Emerging Tech

In China, a deep brain stimulation implant is being used to treat addiction

Deep brain stimulation is a procedure in which a pacemaker-like “neurostimulator” is used to zap specific regions of the brain. While it’s not yet fully understood, early research indicates that it could be useful for treating a range of neurological disorders, including Parkinson’s, Alzheimer’s, and depression.

Now researchers in China have taken the next step by implanting a deep brain stimulation device into a person’s brain to treat their addiction to methamphetamine. The operation, which was carried out at Shanghai’s Ruijin Hospital, is among the first of its kind to have taken place for this purpose. Attempts are also being made to use it to combat opioid addiction.

According to the Associated Press, “[w]hile Western attempts to push forward with human trials of DBS for addiction have foundered, China is emerging as a hub for this research.” Part of the challenge involves struggles to recruit patients for DBS addiction studies in the West. In China, which has a long (and controversial) history of brain surgery for drug addiction, the government and medical device makers are much happier to pay for this research to be carried out.
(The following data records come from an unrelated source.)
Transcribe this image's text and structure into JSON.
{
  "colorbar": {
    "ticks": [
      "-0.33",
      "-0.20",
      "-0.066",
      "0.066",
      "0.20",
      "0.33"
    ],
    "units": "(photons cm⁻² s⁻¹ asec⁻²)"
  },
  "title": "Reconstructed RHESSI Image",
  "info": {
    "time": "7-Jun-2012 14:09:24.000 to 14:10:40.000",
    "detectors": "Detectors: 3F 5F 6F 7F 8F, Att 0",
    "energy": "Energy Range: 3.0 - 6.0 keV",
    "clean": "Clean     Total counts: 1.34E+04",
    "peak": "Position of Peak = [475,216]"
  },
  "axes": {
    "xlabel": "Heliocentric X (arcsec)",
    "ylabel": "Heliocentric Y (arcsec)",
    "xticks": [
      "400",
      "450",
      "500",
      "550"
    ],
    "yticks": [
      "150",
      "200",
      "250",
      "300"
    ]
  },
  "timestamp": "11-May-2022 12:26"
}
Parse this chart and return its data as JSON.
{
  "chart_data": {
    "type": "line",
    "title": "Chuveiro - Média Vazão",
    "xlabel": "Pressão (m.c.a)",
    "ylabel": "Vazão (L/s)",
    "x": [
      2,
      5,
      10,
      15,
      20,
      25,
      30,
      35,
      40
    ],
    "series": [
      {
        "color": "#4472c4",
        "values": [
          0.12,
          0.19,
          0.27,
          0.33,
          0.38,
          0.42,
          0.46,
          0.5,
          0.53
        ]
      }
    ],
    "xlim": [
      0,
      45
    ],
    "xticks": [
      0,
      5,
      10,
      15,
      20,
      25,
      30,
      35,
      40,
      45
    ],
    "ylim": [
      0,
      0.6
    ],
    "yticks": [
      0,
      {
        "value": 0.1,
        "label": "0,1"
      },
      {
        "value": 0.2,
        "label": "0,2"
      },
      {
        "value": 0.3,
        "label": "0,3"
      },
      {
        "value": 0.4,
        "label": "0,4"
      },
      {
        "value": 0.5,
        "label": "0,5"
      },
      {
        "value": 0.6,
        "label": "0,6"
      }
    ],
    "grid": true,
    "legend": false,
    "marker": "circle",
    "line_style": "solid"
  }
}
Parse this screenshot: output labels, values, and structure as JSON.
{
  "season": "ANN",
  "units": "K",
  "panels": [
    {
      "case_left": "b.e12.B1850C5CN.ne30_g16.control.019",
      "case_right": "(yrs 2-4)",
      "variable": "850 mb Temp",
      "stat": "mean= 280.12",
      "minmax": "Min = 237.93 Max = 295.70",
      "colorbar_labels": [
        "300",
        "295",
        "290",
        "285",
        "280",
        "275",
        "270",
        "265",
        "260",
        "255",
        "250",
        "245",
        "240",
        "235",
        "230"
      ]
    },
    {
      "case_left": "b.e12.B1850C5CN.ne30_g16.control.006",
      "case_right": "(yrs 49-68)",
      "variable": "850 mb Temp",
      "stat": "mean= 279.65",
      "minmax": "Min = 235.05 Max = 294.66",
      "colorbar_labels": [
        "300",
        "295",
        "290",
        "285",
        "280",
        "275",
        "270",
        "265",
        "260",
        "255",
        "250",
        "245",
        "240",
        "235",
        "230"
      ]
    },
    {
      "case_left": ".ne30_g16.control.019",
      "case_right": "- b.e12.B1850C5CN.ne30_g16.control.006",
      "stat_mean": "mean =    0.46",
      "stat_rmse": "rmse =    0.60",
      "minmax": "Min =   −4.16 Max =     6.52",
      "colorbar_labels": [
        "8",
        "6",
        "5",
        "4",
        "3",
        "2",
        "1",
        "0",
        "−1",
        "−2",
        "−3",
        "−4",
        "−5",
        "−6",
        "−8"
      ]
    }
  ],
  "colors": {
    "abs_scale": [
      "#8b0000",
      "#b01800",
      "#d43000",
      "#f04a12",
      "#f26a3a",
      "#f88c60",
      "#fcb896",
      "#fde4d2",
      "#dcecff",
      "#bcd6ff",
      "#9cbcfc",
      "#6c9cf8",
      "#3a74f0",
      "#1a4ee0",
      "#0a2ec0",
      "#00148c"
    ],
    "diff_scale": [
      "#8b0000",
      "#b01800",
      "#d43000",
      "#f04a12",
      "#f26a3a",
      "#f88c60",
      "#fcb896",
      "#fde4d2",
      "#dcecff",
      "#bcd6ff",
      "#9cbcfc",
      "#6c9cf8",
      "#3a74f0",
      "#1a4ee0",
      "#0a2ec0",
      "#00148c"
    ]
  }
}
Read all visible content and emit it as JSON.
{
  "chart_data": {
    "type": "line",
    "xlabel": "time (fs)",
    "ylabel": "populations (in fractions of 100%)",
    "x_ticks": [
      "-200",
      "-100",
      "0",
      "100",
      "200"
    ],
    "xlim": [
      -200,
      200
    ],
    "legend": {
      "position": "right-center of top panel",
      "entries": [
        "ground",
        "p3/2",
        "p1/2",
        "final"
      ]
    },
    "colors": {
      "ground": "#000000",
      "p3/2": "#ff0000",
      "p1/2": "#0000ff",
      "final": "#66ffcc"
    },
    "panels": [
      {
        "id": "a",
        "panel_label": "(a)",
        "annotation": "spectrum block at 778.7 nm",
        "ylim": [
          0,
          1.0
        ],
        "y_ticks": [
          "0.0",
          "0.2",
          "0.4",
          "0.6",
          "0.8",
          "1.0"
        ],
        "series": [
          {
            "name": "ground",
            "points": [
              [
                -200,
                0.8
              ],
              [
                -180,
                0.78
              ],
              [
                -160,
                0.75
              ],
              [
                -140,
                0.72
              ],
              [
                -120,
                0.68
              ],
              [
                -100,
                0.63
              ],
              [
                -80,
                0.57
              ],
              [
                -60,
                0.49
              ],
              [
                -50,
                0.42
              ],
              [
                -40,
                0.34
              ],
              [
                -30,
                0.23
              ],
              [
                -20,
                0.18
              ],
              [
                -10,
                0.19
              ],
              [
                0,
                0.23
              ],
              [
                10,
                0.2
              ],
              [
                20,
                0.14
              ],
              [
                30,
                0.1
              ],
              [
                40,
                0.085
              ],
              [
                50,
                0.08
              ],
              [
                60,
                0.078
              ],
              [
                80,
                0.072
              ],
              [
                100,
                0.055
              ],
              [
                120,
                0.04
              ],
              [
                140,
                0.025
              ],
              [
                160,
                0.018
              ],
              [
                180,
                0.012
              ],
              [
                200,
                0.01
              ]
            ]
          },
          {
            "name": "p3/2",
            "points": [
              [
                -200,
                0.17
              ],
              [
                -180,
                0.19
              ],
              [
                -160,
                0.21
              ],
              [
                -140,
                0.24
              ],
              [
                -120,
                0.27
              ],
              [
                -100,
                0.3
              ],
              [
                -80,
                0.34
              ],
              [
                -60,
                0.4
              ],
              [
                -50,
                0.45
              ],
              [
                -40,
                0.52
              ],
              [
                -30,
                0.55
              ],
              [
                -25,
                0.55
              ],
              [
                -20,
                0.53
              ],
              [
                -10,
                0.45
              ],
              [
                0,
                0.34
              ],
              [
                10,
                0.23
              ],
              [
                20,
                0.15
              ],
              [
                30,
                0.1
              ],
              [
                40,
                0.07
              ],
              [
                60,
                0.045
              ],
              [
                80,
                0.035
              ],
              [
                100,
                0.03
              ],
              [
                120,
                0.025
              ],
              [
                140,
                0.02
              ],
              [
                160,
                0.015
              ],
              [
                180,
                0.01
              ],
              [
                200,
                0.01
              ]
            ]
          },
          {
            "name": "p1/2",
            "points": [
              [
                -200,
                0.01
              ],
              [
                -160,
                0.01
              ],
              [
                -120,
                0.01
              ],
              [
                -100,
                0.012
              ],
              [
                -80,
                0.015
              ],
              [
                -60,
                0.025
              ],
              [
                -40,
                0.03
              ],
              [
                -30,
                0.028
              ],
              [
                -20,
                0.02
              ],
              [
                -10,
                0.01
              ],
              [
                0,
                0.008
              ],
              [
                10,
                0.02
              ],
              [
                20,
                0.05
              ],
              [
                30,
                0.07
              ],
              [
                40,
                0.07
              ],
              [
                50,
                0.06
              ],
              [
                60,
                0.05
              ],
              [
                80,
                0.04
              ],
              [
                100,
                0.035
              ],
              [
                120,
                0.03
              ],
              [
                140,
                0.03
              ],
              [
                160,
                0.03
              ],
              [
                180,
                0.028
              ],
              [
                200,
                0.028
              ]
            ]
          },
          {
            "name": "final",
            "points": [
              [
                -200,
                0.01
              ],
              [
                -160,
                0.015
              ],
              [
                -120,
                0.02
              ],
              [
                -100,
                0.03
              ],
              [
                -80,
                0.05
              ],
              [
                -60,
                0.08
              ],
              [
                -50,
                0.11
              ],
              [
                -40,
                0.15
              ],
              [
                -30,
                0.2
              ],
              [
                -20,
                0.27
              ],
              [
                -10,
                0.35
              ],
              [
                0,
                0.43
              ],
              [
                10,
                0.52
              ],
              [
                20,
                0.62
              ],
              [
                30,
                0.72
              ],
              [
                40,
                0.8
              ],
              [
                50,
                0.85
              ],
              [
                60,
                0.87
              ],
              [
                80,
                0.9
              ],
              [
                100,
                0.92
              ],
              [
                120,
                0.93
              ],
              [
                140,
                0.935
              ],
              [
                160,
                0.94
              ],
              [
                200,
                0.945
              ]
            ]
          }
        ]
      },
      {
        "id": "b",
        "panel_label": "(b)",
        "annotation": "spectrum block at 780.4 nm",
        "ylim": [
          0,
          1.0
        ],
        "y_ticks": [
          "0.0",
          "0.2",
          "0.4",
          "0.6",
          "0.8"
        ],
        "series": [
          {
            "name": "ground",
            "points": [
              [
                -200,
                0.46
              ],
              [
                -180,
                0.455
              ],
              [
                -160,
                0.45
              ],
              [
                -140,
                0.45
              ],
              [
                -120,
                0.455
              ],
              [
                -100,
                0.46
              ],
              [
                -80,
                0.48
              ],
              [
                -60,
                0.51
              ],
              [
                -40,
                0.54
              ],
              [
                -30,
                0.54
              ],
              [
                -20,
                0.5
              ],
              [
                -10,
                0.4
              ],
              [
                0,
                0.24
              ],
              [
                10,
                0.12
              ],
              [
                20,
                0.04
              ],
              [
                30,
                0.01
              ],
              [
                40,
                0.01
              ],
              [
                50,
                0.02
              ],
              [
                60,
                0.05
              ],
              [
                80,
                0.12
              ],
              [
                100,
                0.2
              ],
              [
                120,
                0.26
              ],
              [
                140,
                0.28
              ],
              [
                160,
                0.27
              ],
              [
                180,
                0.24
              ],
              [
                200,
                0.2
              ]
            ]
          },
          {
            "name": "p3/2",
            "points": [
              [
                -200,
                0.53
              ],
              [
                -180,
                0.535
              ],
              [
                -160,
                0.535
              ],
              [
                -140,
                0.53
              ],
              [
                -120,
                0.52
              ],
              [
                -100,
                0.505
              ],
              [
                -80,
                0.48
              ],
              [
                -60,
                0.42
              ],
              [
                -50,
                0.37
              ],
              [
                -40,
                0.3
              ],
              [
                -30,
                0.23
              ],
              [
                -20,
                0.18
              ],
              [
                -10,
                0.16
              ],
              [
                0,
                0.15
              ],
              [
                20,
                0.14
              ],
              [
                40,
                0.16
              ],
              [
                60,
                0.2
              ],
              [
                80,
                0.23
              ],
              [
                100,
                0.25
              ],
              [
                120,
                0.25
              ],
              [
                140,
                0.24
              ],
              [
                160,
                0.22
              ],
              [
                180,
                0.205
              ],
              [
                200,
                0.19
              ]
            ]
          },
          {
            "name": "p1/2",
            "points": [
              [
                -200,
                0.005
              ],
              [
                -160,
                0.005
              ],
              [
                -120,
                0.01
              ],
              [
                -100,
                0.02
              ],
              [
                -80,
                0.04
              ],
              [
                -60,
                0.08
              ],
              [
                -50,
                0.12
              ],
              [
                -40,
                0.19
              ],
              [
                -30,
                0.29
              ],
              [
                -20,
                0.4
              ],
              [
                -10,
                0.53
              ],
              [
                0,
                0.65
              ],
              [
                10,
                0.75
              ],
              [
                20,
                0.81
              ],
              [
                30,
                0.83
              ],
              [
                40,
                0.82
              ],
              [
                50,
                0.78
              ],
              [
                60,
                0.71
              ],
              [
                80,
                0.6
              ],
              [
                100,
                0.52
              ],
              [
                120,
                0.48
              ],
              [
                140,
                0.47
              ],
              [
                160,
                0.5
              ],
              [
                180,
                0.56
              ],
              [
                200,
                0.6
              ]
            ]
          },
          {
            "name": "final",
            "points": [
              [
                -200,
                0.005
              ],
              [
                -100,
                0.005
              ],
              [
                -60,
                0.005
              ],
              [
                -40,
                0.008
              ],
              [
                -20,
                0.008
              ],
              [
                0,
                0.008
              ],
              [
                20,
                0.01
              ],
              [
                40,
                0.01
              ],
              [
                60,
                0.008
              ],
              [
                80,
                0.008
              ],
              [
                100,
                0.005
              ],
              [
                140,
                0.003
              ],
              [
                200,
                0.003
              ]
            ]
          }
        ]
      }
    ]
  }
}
Speaking to the AP, the patient described the procedure by saying that, “This machine is pretty magical. [The doctor] adjusts it to make you happy and you’re happy, to make you nervous and you’re nervous. It controls your happiness, anger, grief, and joy.” The article notes that the procedure was carried out in October, and the patient has not suffered a drug-related relapse since then.

This isn’t the first time we’ve covered experimental work for battling addiction. Recently, researchers from the University of Chicago used the CRISPR gene-editing platform to modify the DNA of skin cells in mice in order to make them resistant to cocaine addiction. However, this research has yet to be developed close to the point at which human trials may be on the table as a possibility.

Ultimately, scientific developments such as these are exciting because of what they suggest about future, life-enhancing possibilities. But there is a minefield of complex ethical issues involved. Until comprehensive studies can be carried out showing that this type of work is safe and beneficial, we hope that all involved will proceed with extreme caution. Because rushing ahead just to claim that you’re first is absolutely the wrong approach to medicine.